Personal information
- Full name: Fode Diallo Conde
- Date of birth: 6 March 2012 (age 14)
- Place of birth: Sabadell, Spain
- Position: Forward

Team information
- Current team: Barcelona

Youth career
- Years: Team
- 2014–2015: SSB PARWATHA
- 2016–2017: Sabadell
- 2017–2018: Sant Cugat FC
- 2018–: Barcelona

= Fode Diallo =

Spanish footballer

Fode Diallo Conde (born 6 March 2012) is a Spanish footballer who plays as a forward for Barcelona's youth academy.

==Club career==
Diallo was born in Sabadell, in the La Creu de Barberà neighborhood and began playing football with U.E. Sabadellenca.
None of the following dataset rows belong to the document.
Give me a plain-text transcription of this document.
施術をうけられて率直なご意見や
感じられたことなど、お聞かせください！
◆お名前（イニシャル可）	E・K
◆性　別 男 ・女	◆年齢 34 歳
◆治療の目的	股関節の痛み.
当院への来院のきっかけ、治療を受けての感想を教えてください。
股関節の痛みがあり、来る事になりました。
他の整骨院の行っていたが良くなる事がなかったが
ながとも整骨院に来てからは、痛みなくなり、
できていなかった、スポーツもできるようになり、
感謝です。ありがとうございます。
After one season there, he moved to Sabadell who scouted his older cousin and brother. He followed that up with one season at Sant Cugat FC. He joined the Barcelona youth academy in 2019. He achieved international attention after scoring 97 goals in 30 games as a U12 for the 2023–24 season. The following season in 2024–25 in the U13 División de Honor Juvenil de Fútbol, he scored 38 goals, 9 more than his closest competitor.

==Personal life==
Born in Spain, Diallo is of Guinean descent. His older brother Abdou Diallo is currently a youth footballer with Mallorca, and his sister Fatu is runner-up in Spain in the U-20 high jump representing the JAS. His cousin Balla Moussa is a youth footballer with RCD Espanyol.

==Playing style==
Diallo can play as a striker or winger. He is physically strong, quick, and an adept finisher. He has earned playstyle comparisons with Lamine Yamal, Joan Garcia and Samuel Eto'o.